When do HMRC investigate self-employed people as the result of a tip off? There will always be a preliminary check to see if there is enough evidence to corroborate what has been alleged, but unless they already have their suspicions, they won’t usually go any further.

When checking the validity of a tip-off, HMRC will typically review previous assessments and tax returns to ensure they are accurate. If HMRC finds a discrepancy, then an investigation may follow.

Do HMRC Do Random Checks?

HMRC do carry out random checks and audits on different sole traders and businesses each year, but with so many business owners in the UK, the chances of your company being selected are usually quite slim. However, businesses that present a significant risk due to discrepancies or unusual activities in their tax records are more likely to be selected for random checks. Some trades and industries are higher profile, for example, taxi drivers, along with other self-employed individuals, who are often under scrutiny due to the nature of their income reporting.

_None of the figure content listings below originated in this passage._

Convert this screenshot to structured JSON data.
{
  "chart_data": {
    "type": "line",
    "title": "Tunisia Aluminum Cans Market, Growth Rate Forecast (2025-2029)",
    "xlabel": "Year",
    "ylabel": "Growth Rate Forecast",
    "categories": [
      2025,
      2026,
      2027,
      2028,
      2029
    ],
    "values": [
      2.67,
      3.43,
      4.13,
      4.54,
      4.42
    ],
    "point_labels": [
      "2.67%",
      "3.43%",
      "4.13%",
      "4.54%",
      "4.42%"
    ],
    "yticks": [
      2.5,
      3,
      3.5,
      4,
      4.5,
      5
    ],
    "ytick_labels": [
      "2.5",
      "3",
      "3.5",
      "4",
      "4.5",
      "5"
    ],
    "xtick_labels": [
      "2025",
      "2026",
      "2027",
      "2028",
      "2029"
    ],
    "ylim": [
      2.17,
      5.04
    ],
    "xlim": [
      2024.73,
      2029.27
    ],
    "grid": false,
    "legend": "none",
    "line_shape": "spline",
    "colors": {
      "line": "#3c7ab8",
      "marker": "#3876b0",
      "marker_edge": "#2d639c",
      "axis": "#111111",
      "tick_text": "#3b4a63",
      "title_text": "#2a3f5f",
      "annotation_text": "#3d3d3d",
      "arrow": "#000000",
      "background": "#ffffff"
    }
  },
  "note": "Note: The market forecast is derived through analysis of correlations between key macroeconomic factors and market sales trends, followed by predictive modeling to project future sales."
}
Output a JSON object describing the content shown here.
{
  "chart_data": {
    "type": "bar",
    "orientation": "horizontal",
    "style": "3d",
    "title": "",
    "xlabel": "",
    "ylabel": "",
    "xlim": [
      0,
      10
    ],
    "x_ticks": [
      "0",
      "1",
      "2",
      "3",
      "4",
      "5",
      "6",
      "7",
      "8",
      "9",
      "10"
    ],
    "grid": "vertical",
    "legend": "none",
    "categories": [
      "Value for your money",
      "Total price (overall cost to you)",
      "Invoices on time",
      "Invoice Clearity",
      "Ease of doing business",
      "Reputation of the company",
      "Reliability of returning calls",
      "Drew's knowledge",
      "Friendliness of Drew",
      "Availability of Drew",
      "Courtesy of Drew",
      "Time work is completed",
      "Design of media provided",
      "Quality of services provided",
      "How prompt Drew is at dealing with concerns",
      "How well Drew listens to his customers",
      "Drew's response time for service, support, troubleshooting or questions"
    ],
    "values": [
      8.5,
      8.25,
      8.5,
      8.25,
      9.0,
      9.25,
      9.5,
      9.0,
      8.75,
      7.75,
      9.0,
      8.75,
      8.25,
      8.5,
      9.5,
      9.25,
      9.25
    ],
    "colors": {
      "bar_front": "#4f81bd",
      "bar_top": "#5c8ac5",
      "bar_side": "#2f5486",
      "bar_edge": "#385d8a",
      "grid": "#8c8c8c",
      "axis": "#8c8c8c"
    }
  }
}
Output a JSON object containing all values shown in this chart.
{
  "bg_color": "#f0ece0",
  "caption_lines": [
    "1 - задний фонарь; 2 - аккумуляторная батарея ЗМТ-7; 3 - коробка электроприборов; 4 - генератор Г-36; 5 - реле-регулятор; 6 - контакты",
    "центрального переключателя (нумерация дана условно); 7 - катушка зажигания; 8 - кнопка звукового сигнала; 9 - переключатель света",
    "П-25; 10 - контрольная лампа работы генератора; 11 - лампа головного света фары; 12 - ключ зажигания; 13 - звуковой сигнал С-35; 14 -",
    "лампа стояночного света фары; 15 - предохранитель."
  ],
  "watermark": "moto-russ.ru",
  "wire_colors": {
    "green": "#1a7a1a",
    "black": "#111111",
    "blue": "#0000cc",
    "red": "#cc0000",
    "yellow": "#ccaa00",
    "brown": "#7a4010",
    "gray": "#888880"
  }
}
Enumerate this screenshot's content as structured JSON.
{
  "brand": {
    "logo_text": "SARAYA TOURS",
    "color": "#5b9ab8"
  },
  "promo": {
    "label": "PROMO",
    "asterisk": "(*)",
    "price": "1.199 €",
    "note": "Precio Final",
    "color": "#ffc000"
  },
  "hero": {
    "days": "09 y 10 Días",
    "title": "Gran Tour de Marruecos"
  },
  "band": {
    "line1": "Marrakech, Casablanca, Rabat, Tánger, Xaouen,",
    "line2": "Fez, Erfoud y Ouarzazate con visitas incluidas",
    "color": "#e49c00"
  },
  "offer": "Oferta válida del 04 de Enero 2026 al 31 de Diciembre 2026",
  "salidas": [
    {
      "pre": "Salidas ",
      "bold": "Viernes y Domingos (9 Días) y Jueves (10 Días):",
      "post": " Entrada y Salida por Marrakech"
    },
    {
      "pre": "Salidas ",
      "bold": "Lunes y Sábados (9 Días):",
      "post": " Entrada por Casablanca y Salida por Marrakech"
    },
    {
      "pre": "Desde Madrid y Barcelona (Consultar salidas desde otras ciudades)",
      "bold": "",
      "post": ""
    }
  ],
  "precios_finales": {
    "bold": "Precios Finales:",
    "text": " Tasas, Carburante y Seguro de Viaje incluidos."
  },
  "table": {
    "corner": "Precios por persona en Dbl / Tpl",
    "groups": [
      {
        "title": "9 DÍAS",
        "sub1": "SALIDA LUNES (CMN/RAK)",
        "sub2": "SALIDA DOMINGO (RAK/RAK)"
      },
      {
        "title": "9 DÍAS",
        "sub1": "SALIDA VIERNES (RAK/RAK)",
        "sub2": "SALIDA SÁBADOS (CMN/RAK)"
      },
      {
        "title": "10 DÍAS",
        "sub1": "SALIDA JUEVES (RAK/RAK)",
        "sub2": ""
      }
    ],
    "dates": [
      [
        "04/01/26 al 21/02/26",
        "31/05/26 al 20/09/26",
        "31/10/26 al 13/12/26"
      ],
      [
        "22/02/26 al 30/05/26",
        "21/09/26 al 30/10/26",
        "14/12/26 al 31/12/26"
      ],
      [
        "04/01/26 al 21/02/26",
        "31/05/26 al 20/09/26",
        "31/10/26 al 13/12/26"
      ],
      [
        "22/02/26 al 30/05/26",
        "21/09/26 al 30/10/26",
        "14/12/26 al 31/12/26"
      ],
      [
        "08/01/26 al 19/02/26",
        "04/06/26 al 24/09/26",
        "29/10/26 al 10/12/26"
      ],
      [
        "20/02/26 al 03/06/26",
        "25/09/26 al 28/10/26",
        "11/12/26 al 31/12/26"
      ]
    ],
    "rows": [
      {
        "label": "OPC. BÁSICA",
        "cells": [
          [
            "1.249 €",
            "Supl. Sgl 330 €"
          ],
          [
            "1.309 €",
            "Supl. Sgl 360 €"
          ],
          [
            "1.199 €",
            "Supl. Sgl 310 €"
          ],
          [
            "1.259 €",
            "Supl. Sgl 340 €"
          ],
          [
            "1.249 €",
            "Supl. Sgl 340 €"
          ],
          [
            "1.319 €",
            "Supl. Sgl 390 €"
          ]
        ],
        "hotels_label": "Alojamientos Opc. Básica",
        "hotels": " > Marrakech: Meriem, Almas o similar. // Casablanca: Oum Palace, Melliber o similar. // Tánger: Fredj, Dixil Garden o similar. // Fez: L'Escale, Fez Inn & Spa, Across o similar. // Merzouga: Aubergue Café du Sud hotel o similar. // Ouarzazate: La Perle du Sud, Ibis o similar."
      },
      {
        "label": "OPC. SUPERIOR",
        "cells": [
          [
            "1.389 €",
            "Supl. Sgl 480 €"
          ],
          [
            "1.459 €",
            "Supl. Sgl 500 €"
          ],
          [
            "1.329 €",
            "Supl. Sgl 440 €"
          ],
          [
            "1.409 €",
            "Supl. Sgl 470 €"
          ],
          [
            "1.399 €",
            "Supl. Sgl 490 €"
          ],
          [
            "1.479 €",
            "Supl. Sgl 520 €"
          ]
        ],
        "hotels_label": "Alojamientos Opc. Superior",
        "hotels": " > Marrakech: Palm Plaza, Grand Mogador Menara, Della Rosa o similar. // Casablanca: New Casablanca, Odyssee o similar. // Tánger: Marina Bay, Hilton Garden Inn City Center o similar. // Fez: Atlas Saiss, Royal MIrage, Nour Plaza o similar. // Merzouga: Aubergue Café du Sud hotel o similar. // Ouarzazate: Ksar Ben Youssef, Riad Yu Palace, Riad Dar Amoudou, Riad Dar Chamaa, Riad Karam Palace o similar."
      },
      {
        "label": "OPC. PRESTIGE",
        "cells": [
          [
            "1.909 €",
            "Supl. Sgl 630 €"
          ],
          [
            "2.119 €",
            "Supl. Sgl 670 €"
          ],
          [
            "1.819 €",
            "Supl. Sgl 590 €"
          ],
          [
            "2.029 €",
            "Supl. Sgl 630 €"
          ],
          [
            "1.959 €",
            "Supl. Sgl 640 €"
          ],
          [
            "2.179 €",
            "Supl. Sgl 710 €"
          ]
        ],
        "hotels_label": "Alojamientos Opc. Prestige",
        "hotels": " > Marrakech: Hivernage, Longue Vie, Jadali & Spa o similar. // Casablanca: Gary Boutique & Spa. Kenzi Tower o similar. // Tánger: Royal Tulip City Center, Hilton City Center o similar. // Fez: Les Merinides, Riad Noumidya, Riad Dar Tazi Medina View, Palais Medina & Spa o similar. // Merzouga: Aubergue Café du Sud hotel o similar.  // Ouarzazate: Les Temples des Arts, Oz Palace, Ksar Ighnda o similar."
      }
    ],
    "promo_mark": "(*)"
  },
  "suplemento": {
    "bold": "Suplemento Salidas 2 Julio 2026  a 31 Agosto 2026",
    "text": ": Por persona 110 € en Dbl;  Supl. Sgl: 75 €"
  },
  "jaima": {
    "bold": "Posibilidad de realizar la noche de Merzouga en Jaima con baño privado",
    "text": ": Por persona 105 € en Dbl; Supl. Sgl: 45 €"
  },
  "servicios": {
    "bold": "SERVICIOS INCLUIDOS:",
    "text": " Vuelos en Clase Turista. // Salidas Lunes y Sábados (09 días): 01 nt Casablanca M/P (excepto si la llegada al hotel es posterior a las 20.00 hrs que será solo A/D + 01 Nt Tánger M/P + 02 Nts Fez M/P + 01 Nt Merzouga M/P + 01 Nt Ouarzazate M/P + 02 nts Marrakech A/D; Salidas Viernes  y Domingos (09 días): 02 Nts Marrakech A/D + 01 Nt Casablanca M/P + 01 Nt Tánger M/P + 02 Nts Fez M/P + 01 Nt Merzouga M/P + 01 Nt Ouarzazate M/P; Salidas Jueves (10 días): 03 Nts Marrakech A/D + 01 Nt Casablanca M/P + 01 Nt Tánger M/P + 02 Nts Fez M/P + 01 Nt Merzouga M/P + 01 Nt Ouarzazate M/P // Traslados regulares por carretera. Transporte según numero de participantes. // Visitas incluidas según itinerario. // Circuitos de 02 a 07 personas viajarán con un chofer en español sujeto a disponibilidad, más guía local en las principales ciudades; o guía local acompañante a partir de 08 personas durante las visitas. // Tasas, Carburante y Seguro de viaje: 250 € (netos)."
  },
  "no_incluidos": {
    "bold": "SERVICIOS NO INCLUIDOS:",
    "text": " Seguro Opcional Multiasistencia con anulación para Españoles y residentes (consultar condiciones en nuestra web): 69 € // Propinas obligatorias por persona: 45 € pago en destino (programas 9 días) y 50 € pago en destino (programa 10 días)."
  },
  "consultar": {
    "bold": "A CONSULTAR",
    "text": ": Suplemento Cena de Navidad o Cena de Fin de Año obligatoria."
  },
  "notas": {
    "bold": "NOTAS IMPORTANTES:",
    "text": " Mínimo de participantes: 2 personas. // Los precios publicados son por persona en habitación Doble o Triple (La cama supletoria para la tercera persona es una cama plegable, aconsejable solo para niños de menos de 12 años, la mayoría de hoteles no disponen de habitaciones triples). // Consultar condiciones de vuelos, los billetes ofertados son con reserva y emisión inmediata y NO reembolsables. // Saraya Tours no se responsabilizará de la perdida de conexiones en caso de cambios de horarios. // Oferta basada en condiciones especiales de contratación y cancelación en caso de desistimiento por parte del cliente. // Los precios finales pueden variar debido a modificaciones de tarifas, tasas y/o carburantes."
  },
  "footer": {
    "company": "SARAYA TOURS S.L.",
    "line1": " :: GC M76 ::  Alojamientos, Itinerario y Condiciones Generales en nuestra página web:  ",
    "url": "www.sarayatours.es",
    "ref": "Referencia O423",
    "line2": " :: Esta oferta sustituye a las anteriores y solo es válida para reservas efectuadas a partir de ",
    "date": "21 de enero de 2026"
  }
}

The best way to be prepared for an unexpected check or investigation is to always ensure your financial records are up-to-date and easily available.

Final Thoughts

As a business owner, you have a duty to get your self-assessment tax return right. Tax laws exist to prevent money laundering, tax avoidance and other issues that can get in the way of the government receiving legitimate revenue which it uses to fund public services. We recommend hiring an accountant or a tax advisor as your business develops, to ensure you keep your financial procedures and tax reporting healthy and in good shape. If you also need to submit VAT returns, then this is a double imperative.

Whatever you decide to do, you should find comfort in the fact that HMRC doesn’t actively try to catch honest business owners out. You need only fear HMRC investigations if your tax affairs are not strictly above board.